For a historical overview, I would recommend “Lagos: a cultural history” by Kaye Whiteman. It traces the history of the city from the arrival of the Portuguese explorers in 1472 to the British takeover in 1861 and contemporary times. It takes us through the topography of Lagos (the island-mainland dichotomy), the streets and their stories, the city's nightlife and its film, music, art and literary scenes.

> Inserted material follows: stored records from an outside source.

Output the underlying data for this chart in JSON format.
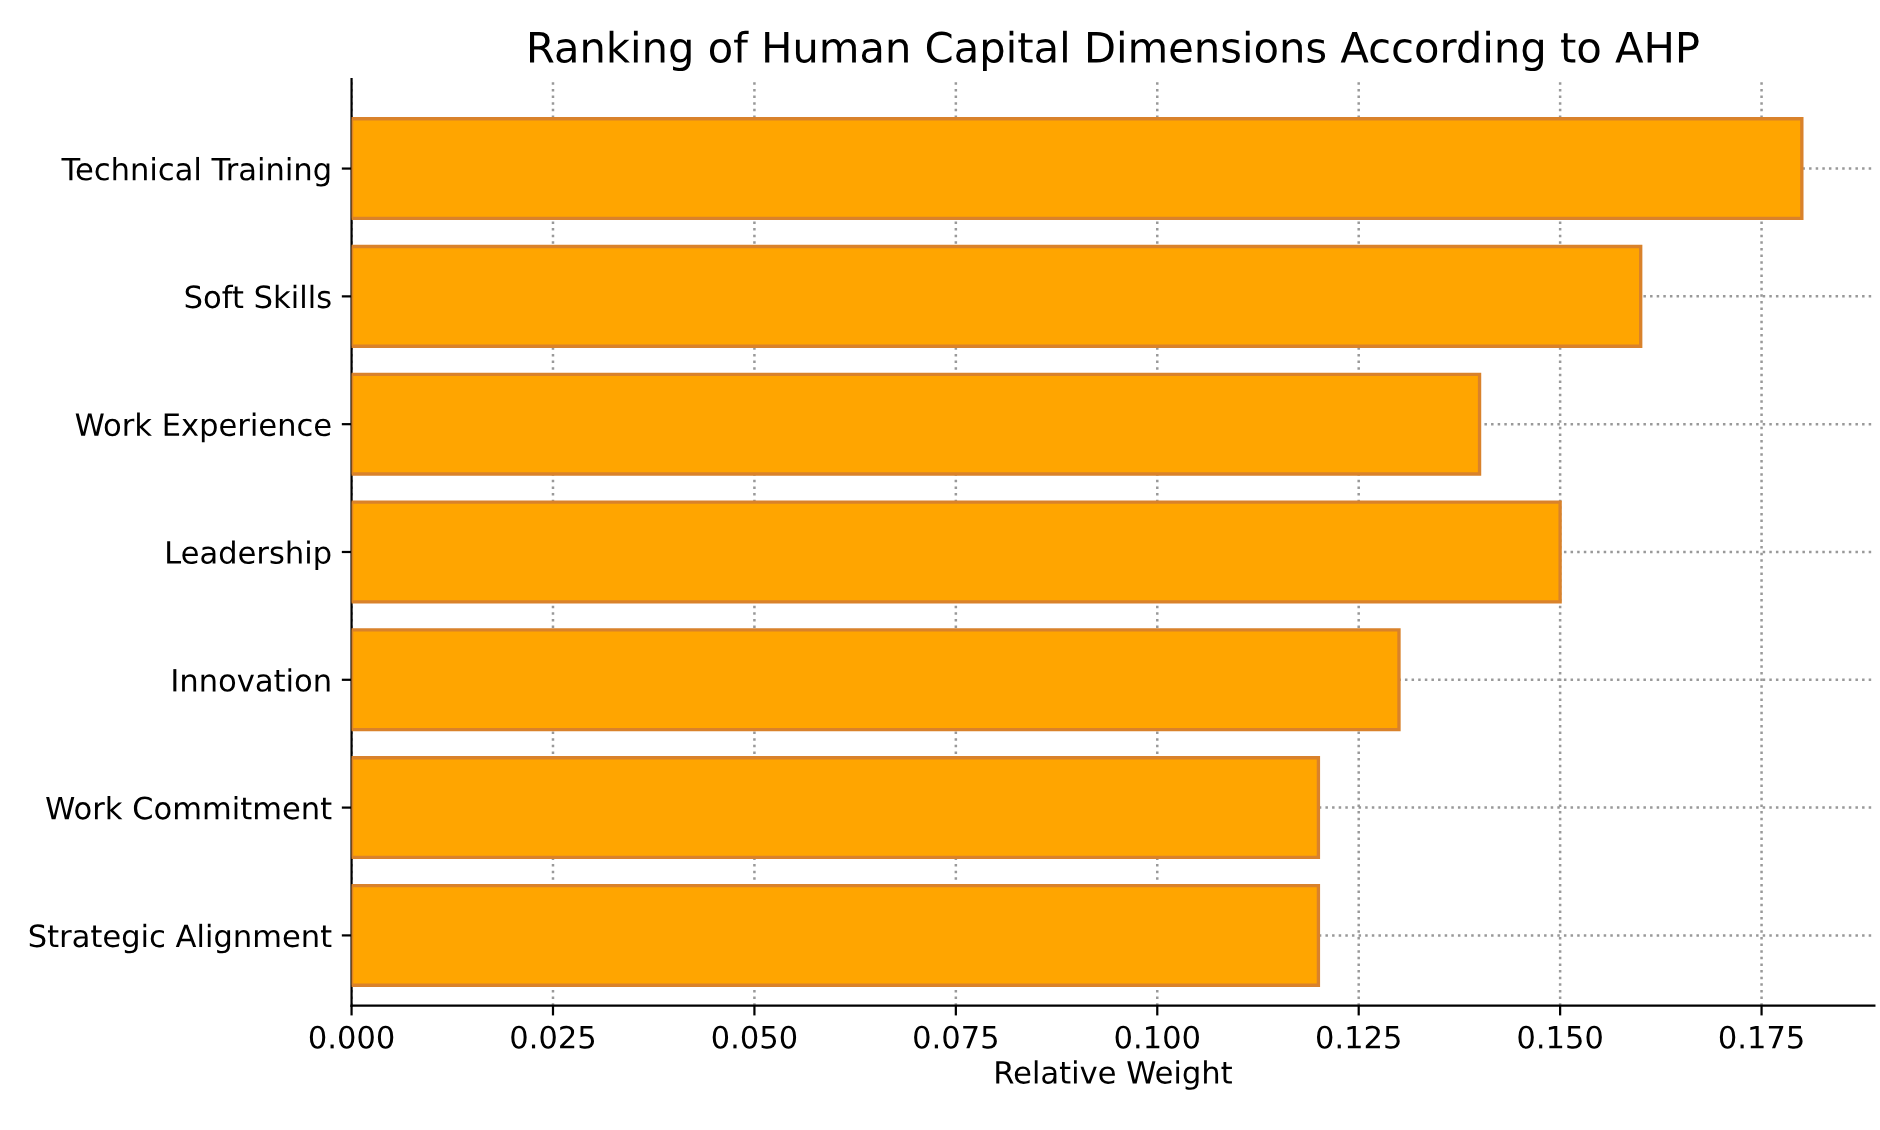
{
  "chart_data": {
    "type": "bar",
    "orientation": "horizontal",
    "title": "Ranking of Human Capital Dimensions According to AHP",
    "xlabel": "Relative Weight",
    "categories": [
      "Technical Training",
      "Soft Skills",
      "Work Experience",
      "Leadership",
      "Innovation",
      "Work Commitment",
      "Strategic Alignment"
    ],
    "values": [
      0.18,
      0.16,
      0.14,
      0.15,
      0.13,
      0.12,
      0.12
    ],
    "color": "#ffa500",
    "xlim": [
      0,
      0.189
    ],
    "xticks": [
      {
        "value": 0,
        "label": "0.000"
      },
      {
        "value": 0.025,
        "label": "0.025"
      },
      {
        "value": 0.05,
        "label": "0.050"
      },
      {
        "value": 0.075,
        "label": "0.075"
      },
      {
        "value": 0.1,
        "label": "0.100"
      },
      {
        "value": 0.125,
        "label": "0.125"
      },
      {
        "value": 0.15,
        "label": "0.150"
      },
      {
        "value": 0.175,
        "label": "0.175"
      }
    ],
    "grid": true
  }
}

What books should I bring with me?
The novel by Teju Cole. “Every day is for the thief” It is in the style of a travel diary. The anonymous narrator has just returned to Lagos from New York after 15 years. He wanders around the city reflecting on his danfo buses, internet scammers, local kids, police, music center and the like. He characterizes the body language of Lagosians as one of “undiluted self-confidence,” his facial expressions proclaiming, “Believe me, you don't want to mess with me,” all to counteract the boys in the area. You will find Lagos at its best (its people are warm, stoic and wildly creative) and at its worst (street lynchings). Throughout the narrative, there is a sense of decay, mirroring that of the entire nation. In a moving episode, the narrator visits the National Museum of Nigeria in the Onikan neighborhood and finds the exhibits sparse, the sculptures and plaques “covered in dust” and “very moldy.”

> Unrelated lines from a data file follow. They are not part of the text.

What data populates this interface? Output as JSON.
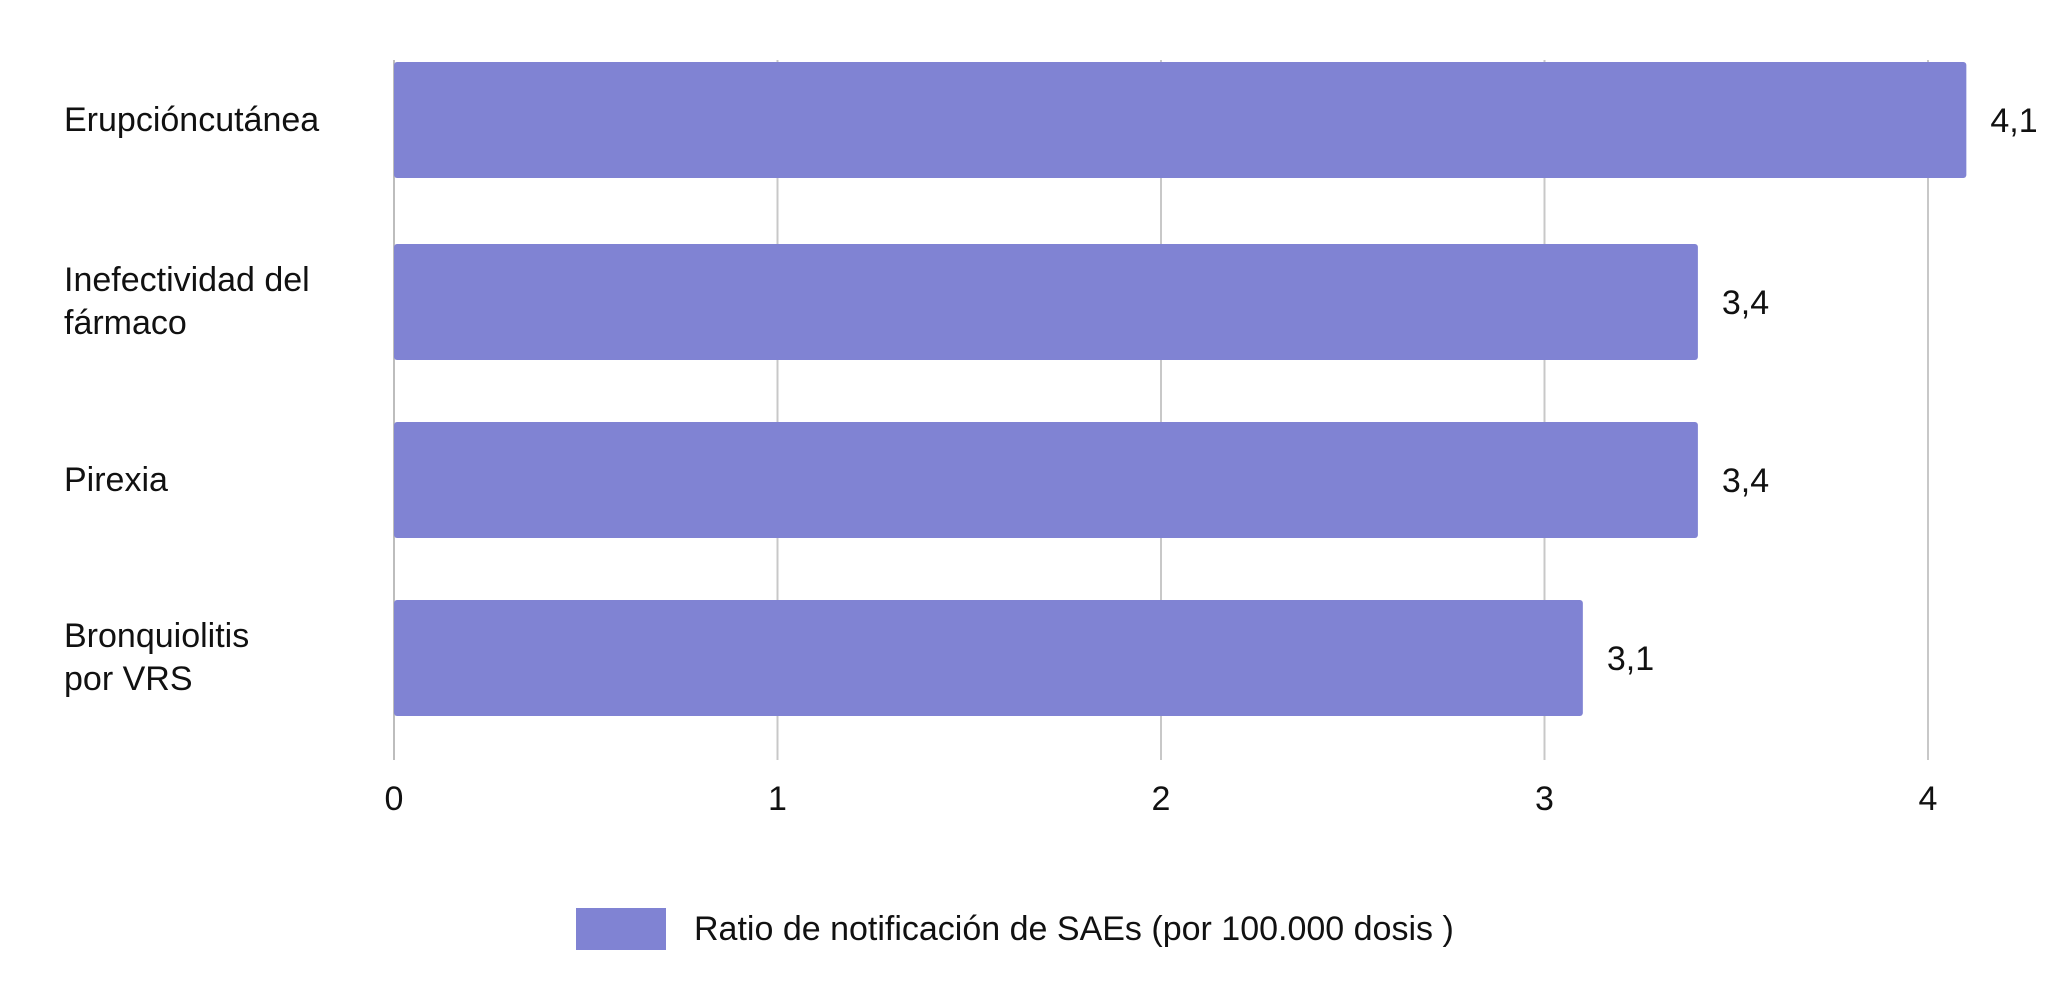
{
  "chart_data": {
    "type": "bar",
    "orientation": "horizontal",
    "categories": [
      [
        "Erupcióncutánea"
      ],
      [
        "Inefectividad del",
        "fármaco"
      ],
      [
        "Pirexia"
      ],
      [
        "Bronquiolitis",
        "por VRS"
      ]
    ],
    "series": [
      {
        "name": "Ratio de notificación de SAEs (por 100.000 dosis )",
        "values": [
          4.1,
          3.4,
          3.4,
          3.1
        ],
        "data_labels": [
          "4,1",
          "3,4",
          "3,4",
          "3,1"
        ],
        "color": "#8083d3"
      }
    ],
    "xlim": [
      0,
      4
    ],
    "x_ticks": [
      "0",
      "1",
      "2",
      "3",
      "4"
    ],
    "grid": "vertical",
    "legend_position": "bottom-center",
    "title": "",
    "xlabel": "",
    "ylabel": ""
  },
  "legend": {
    "label": "Ratio de notificación de SAEs (por 100.000 dosis )"
  }
}
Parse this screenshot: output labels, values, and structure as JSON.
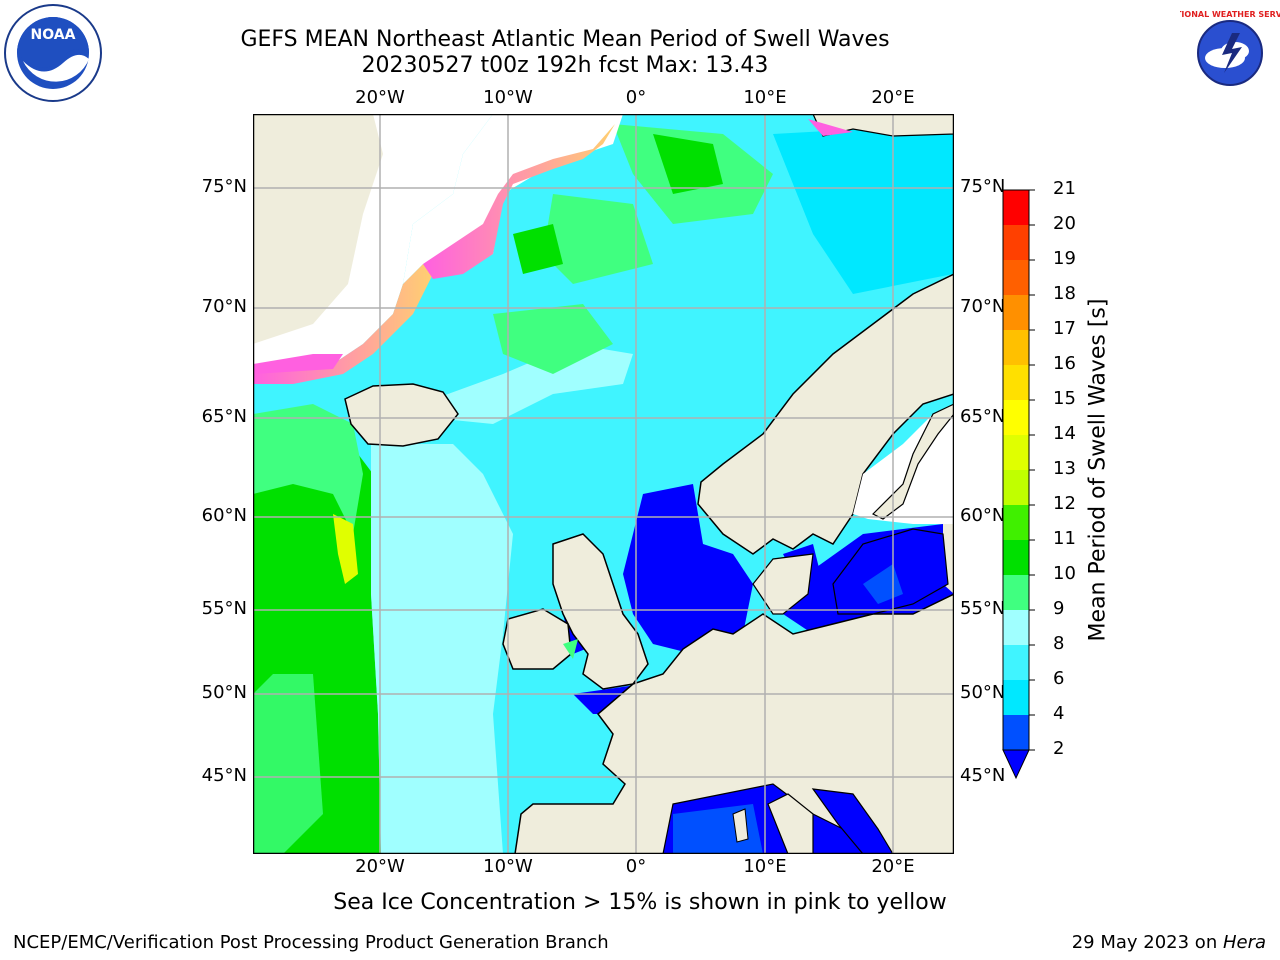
{
  "title": {
    "line1": "GEFS MEAN Northeast Atlantic Mean Period of Swell Waves",
    "line2": "20230527 t00z 192h fcst   Max: 13.43"
  },
  "axes": {
    "top_lon_labels": [
      "20°W",
      "10°W",
      "0°",
      "10°E",
      "20°E"
    ],
    "bottom_lon_labels": [
      "20°W",
      "10°W",
      "0°",
      "10°E",
      "20°E"
    ],
    "left_lat_labels": [
      "75°N",
      "70°N",
      "65°N",
      "60°N",
      "55°N",
      "50°N",
      "45°N"
    ],
    "right_lat_labels": [
      "75°N",
      "70°N",
      "65°N",
      "60°N",
      "55°N",
      "50°N",
      "45°N"
    ]
  },
  "colorbar": {
    "label": "Mean Period of Swell Waves [s]",
    "ticks": [
      "2",
      "4",
      "6",
      "8",
      "9",
      "10",
      "11",
      "12",
      "13",
      "14",
      "15",
      "16",
      "17",
      "18",
      "19",
      "20",
      "21"
    ],
    "colors": [
      "#0050ff",
      "#00e8ff",
      "#40f4ff",
      "#a0ffff",
      "#40ff80",
      "#00e000",
      "#40f000",
      "#c0ff00",
      "#e0ff00",
      "#ffff00",
      "#ffe000",
      "#ffc000",
      "#ff9000",
      "#ff6000",
      "#ff4000",
      "#ff0000"
    ],
    "under_color": "#0000ff"
  },
  "note": "Sea Ice Concentration > 15% is shown in pink to yellow",
  "footer": {
    "left": "NCEP/EMC/Verification Post Processing Product Generation Branch",
    "right_prefix": "29 May 2023 on ",
    "right_machine": "Hera"
  },
  "colors": {
    "land": "#efeddc",
    "ice_pink": "#ff60e0",
    "ice_yellow": "#ffd070",
    "grid": "#b0b0b0"
  },
  "logos": {
    "noaa_text": "NOAA",
    "nws_text": "NATIONAL WEATHER SERVICE"
  }
}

The Postmodern by Chris Abani “Land of Grace” is set primarily in 1980s Lagos, in the swampy slums of Maroko. Elvis, 16, dropped out of high school. He aspires to become a professional dancer. At first, he tries to survive by posing as Elvis Presley to white expatriates, wearing a wig and dousing his face in talcum powder. His friend Redemption leads him to crime, with devastating consequences. By turns brutal and horrifying, the novel is also tender and hopeful in its portrait of deprivation, dictatorship and disillusionment. Additionally, his pastiche narrative includes notes on Igbo philosophy and recipes for delicious Nigerian dishes.
Unlike Abani's Elvis, Enitan, Sefi Atta's protagonist “All good things will come,” grows up in the middle class. Born in 1960, the year Nigeria gained independence, Enitan's transition to womanhood comes against a backdrop of Nigerian civil war, military junta, and widespread corruption. Despite her privileged position (she works as a lawyer and then as a banker), she struggles to navigate her patriarchal society, the recurring sexism she suffers (including from her father), and the trauma of rape. of a friend. Her moving narrative offers feminist solutions to a nation in trouble.

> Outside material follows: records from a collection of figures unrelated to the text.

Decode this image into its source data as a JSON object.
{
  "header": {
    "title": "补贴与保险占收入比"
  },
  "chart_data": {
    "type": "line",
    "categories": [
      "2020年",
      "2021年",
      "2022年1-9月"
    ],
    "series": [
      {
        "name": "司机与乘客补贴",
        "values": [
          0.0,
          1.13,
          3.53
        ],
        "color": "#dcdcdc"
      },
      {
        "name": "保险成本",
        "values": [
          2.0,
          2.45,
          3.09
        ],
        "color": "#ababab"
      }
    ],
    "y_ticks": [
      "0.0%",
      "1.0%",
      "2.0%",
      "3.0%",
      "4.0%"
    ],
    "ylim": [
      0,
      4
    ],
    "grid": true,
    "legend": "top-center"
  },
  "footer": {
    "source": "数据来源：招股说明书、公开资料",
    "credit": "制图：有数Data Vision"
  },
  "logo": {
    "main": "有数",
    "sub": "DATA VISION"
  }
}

In Lagos, you'll want to try some Nigerian food. The classic Nigerian jollof? The aromatic of yours or moin-moin? Whatever your appetite, “Long Throat Memoirs: Soups, Sex and Nigerian Taste Buds” by Yemisi Aribisala, is built for it. This fascinating collection of essays is part memoir, part cookbook, and part epicurean treatise, using Nigerian cuisine as a framework to analyze Nigerian society, culture, and folklore. Important themes include the urban-rural divide, the friction between the traditional and “the modern,” and the ethics behind the consumption of controversial foods such as dog meat. Aribisala's prose is energetic, skillful, and a pleasure to read. The book complements Abani's recipes. “Land of grace.”